Dany looks at Jasper’s face.
She finds it easier to look at him when his eyes are on the screen, absorbed by the virus. Harry Harlow and his wire-and-cloth mothers. She’s not only read the book, she’s named her damned lab rats after the man. Harry and Lolo. But she isn’t exactly going to admit that to Jasper. If she tells him she’s read the trauma book, he’ll want to talk about it.
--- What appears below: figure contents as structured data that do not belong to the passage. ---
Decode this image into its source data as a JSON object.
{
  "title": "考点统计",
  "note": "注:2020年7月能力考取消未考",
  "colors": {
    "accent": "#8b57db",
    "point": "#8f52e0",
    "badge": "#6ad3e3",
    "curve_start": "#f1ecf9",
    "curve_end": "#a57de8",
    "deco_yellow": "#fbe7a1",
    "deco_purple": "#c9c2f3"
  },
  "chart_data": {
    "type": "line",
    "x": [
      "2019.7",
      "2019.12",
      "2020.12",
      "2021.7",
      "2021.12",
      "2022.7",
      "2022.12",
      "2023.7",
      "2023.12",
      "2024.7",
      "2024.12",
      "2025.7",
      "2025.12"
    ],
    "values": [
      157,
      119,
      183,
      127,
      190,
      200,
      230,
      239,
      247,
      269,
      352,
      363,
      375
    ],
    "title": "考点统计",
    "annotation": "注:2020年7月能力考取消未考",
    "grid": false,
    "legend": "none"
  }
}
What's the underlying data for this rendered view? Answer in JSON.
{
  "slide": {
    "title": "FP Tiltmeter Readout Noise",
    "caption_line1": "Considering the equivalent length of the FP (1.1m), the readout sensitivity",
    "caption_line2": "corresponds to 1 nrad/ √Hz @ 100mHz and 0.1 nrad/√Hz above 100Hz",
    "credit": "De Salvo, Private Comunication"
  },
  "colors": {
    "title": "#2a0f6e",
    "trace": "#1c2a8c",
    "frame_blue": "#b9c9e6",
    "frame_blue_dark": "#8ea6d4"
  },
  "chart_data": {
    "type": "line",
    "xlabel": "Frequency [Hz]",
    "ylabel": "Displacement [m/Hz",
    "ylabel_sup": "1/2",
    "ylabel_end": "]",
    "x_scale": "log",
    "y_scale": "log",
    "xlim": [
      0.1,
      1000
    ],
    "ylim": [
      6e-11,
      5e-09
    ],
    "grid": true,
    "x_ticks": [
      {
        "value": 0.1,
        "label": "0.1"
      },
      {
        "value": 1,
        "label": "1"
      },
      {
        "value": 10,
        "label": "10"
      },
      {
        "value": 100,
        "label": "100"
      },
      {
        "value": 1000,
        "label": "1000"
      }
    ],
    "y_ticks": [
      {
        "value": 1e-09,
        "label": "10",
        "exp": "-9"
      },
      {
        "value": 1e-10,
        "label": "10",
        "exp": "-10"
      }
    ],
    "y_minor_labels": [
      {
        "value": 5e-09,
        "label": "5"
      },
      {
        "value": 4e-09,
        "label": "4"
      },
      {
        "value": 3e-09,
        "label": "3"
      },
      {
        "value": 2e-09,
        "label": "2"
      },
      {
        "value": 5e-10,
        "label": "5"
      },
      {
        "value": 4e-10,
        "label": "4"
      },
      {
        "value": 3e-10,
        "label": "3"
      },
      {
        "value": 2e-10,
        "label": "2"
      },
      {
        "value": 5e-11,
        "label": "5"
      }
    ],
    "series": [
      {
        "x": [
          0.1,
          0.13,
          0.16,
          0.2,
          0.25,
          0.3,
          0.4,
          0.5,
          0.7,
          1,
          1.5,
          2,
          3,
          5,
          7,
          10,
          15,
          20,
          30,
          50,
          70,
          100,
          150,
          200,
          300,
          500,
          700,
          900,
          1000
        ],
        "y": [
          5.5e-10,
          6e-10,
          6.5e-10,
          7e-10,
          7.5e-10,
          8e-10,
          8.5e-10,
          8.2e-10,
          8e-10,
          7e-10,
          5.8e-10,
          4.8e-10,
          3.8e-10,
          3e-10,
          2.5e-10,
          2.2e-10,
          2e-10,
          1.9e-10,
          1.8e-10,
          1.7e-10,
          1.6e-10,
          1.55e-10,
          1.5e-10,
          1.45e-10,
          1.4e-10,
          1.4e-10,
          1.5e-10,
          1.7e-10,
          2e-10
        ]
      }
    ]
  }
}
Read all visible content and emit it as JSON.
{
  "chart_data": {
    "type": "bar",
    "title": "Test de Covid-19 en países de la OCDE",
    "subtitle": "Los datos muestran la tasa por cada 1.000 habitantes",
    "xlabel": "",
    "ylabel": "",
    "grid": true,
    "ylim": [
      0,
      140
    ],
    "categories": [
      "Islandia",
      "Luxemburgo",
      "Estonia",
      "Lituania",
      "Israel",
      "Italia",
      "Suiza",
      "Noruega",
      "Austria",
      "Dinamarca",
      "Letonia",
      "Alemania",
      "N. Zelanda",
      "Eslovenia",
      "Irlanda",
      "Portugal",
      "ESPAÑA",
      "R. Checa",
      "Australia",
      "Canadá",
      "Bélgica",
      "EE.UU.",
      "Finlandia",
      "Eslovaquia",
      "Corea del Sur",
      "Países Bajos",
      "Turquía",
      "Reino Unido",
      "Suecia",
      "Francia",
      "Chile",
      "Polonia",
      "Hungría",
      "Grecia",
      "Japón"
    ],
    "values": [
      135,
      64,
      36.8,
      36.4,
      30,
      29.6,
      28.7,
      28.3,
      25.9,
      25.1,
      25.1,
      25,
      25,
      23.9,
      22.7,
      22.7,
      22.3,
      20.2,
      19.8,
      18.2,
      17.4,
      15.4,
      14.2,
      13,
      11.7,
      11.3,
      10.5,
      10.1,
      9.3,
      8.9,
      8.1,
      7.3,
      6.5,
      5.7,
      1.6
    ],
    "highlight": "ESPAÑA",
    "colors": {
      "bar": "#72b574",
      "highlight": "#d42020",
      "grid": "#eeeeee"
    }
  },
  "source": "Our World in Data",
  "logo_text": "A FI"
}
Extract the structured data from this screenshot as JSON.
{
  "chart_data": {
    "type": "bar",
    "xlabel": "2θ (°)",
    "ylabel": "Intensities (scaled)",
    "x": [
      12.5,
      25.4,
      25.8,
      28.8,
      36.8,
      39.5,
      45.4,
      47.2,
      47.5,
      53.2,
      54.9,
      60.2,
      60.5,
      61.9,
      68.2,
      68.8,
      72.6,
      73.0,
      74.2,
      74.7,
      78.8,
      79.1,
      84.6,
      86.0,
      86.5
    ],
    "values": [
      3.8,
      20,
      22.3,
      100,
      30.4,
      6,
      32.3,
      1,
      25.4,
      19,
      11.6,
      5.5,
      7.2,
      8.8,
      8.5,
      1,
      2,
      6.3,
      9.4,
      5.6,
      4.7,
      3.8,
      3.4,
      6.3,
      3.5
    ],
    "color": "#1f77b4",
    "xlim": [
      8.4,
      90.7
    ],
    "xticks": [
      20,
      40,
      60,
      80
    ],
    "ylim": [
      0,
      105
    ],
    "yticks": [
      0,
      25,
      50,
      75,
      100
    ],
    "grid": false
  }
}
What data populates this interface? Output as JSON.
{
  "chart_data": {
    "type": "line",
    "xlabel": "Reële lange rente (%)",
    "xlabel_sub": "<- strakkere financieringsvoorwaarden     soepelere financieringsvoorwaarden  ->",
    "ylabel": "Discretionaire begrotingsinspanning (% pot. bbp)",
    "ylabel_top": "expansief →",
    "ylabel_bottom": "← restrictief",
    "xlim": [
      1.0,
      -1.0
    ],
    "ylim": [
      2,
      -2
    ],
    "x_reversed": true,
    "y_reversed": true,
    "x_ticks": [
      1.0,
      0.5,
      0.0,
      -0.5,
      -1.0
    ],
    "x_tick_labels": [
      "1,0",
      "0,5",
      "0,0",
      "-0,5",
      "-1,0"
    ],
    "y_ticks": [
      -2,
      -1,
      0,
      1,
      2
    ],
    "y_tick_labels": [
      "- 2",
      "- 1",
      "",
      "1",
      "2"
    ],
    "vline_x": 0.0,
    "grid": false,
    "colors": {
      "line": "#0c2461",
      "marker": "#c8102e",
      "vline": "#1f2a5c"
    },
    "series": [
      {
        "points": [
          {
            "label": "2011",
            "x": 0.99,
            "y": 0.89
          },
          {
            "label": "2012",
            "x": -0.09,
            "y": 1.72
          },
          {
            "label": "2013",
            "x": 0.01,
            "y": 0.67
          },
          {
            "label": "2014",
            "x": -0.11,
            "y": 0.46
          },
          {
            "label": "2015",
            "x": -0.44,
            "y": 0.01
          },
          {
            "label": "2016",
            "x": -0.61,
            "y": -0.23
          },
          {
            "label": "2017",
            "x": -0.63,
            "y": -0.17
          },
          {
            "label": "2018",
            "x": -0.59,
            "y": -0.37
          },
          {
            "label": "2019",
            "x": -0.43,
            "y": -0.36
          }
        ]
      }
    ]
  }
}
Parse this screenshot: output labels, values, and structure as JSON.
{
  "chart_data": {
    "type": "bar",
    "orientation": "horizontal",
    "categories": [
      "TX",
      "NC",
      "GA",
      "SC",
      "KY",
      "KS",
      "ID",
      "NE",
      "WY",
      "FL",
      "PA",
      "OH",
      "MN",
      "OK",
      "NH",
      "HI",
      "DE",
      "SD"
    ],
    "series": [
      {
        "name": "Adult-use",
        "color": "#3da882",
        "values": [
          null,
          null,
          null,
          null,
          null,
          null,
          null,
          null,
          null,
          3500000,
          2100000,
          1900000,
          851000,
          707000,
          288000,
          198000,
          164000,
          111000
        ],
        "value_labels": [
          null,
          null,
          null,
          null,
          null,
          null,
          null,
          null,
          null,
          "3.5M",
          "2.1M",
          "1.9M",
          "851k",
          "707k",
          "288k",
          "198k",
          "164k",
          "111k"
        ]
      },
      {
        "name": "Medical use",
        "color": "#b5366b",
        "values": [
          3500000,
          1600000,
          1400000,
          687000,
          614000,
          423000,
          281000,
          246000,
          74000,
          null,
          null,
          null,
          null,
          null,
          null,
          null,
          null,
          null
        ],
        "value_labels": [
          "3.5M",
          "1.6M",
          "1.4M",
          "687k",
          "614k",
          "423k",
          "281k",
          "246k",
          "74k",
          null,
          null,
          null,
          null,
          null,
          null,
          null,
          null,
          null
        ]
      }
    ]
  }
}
And, yeah, she knows where that conversation is headed… .
“Yeah, no,” she says and bites her thumbnail.
Jasper looks at her, but Dany shifts her eyes to the spool in his drawer.
“Here, cut me some string,” she says, nodding at the spool. “I’m going to wear this key around my neck.”
Jasper looks at her – and she knows there is no way. He isn’t going to let her keep it. Not in a million years. But then, she shifts her gaze back to him. Raises her eyes. Lets him meet her eyes for a moment. Even though it’s too much. Even though it feels like being touched, here, like fingers wetting themselves on her eyeballs. Even though it feels like letting him reach inside of her.
“I just want to be able to sleep,” she says and shrugs. And when she can’t stand it a second longer, she looks down from Jasper’s gaze. Takes a shaky breath.